Navidad, paganismo y modernidad

by J.A. "GARAÑEDA"

Según la Biblia, la Navidad es el tiempo en que los cristianos celebramos el nacimiento del Hijo de Dios, Cristo Jesús, el Mesías. Es el advenimiento del Rey de Reyes a la tierra. El gozo celestial fue tan grande que no pudo contenerse en el cielo. Lucas, 2: 8-14 nos dice: “Había unos pastores que pasaban la noche al aire libre vigilando su rebaño. Un ángel del Señor se les presentó (…) y ellos sintieron un gran temor. El ángel les dijo: “no temáis, os traigo una gran noticia: hoy, en la ciudad de David, os ha nacido un Salvador…”. Desde entonces, el hombre viene celebrando, en el tiempo denominado de Adviento, tan glorioso y singular acontecimiento. Un hecho histórico documentado que, pese de toda controversia, continúa estando vigente en el pensamiento y el corazón de todo creyente.

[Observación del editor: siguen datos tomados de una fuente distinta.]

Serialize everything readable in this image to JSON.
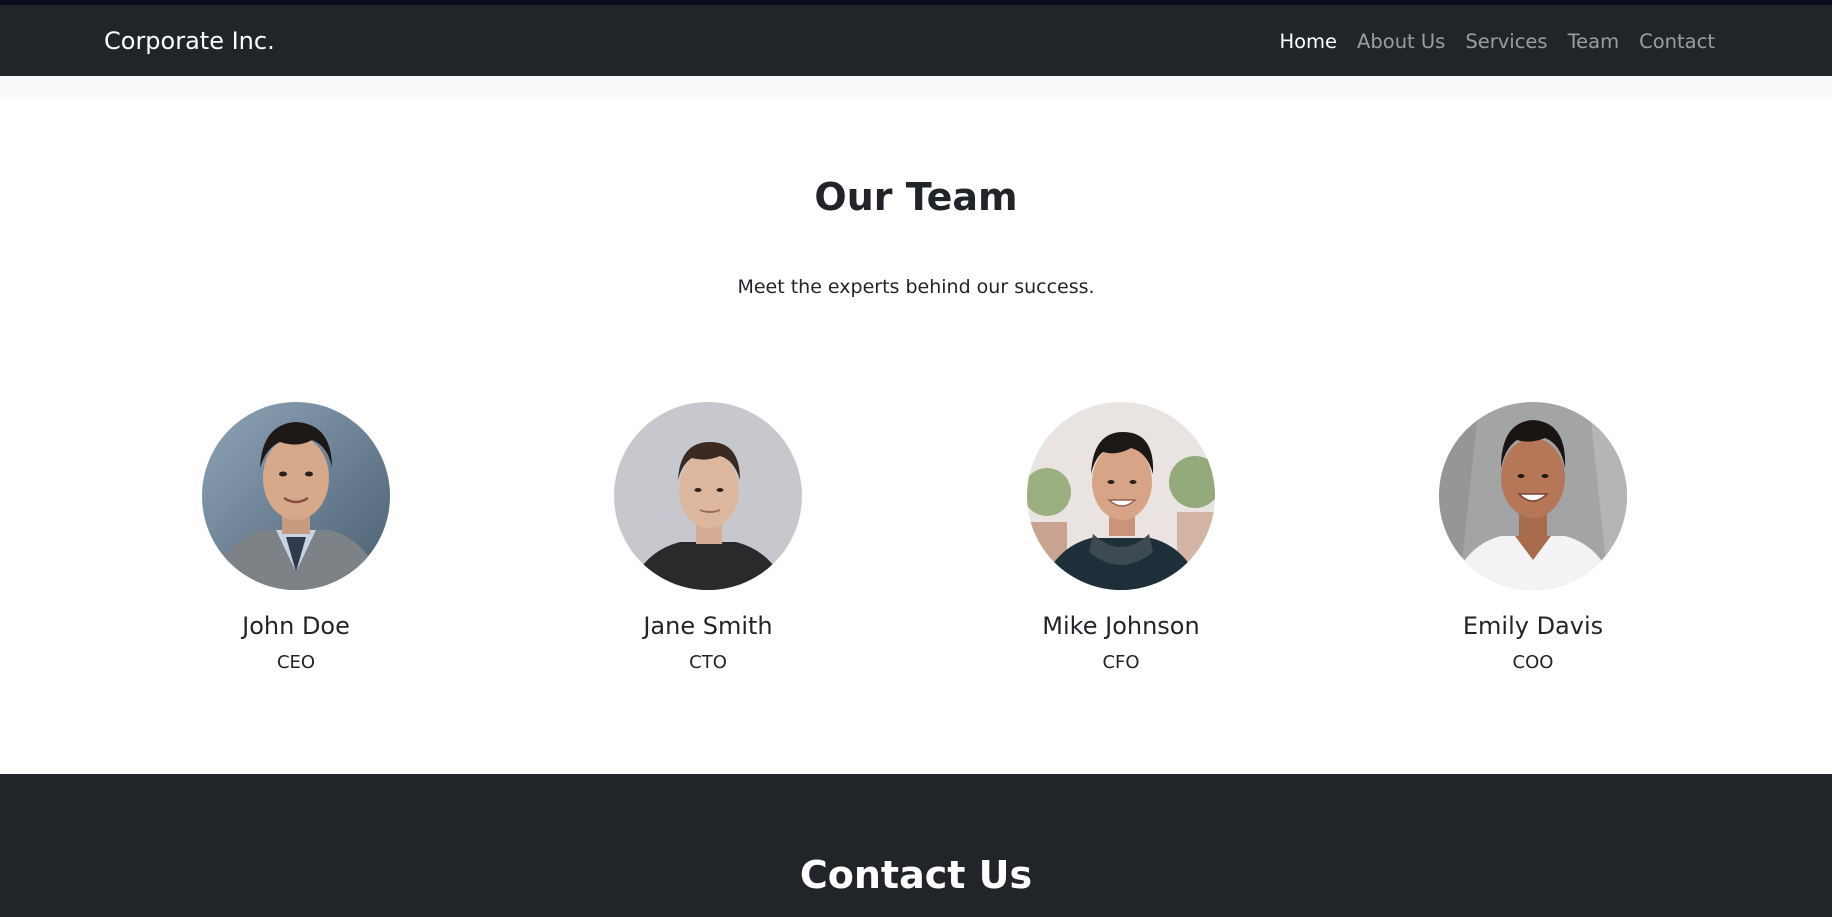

Este suceso, tan trascendental para el mundo, sigue siendo ignorado por gran parte de los seres que pueblan la tierra. No en vano, numerosos misioneros se desviven durante toda su existencia en llevar la evangelización (ese mensaje de amor profundo y hasta las últimas consecuencias) a aquellos lugares en los que Cristo Jesús es aún desconocido. Sin embargo, tristemente y a pesar de tantos esfuerzos, su labor no da el fruto deseado debido al analfabetismo de las gentes, al egoísmo, y a la degeneración de las clases dirigentes, que prefieren imponer sus normas sobre conglomerados cuanto más ignorantes mejor.

Es así como las expresiones pagano o gentil lograron perdurar a lo largo del tiempo en pueblos como el israelita o el judío, estableciendo una distinción entre aquellos que descendían de Abraham y los que no; incluso para dar un trato diferente a quienes no pertenecían a su raza o a su religión.

Hoy día, esta diferencia de trato y esa distinción un tanto arbitraria y discriminadora, exclusivista o racista, subsiste en muchos de los entornos en los que solemos movernos, trabajar, relacionarnos o vivir, haciendo cada vez más complicado entendernos entre nosotros mismos como seres humanos, iguales en derechos y deberes, e iguales ante la Ley de Dios, que debiera regir sobre todas las cosas. Pero, lejos de ser así, el cataclismo emocional y la soberbia sobrepasan el racionalismo más elemental. Ese que, como regla general, sería ideal que estuviera presente en todos y cada uno de los momentos de nuestra existencia.

Es de este modo y no de otro como la modernidad se apodera paulatinamente de todo cuanto nos rodea. Conceptualmente, arruina subliminalmente a veces, pero de una manera clara y evidente nuestro comportamiento frente al otro, para acabar manifestando el lado más oscuro de nuestro proceder humano. Y lo más triste de todo es que, en la inmensa mayoría de ocasiones, consideramos justo ese comportamiento, aduciendo razones equivocadas, cuyo origen se halla únicamente en el afán de dominio sobre nuestro semejante, para hacer valer, de manera totalmente absurda, la idea de supremacía. Un concepto basado en el error de pensar que somos capaces por nosotros mismos; y que, por tanto, hemos de construir nuestro futuro y nuestro mundo en la medida de demostrar que somos mejores, pero sólo en términos relativistas. El amor, como expresión de protección y comprensión de nuestro “hermano”, nos importa un carajo; y, de manera voluntaria y alevosa, podríamos denominar, casi fratricida, ignoramos su realidad, procurando subyugarla siempre a nuestros intereses personales y/o particulares. Porque, lo que realmente importa en nuestra sociedad es aquello de “ser el mejor”. Pero, ¿ser el mejor cómo? ¿En qué? ¿De qué forma?

En estos momentos, en los que la Navidad debiera aportarnos un mayor interés por reflexionar acerca de estas cuestiones (que demasiado a menudo nos parecen intrascendentes o estúpidas), quizá nos convendría recapacitar. Y pensar que, nada hay más valioso que el AMOR de la manera en que Cristo, Señor del universo y de toda la creación, nos enseñó. Eso es lo más importante que tenemos. No lo desperdiciemos por treinta monedas de plata. Ello sólo nos empujará a nuestro propio suicidio. Y a nuestra perdición absoluta y eterna. Aunque esto, lo sé, a quienes no creen les importará un comino.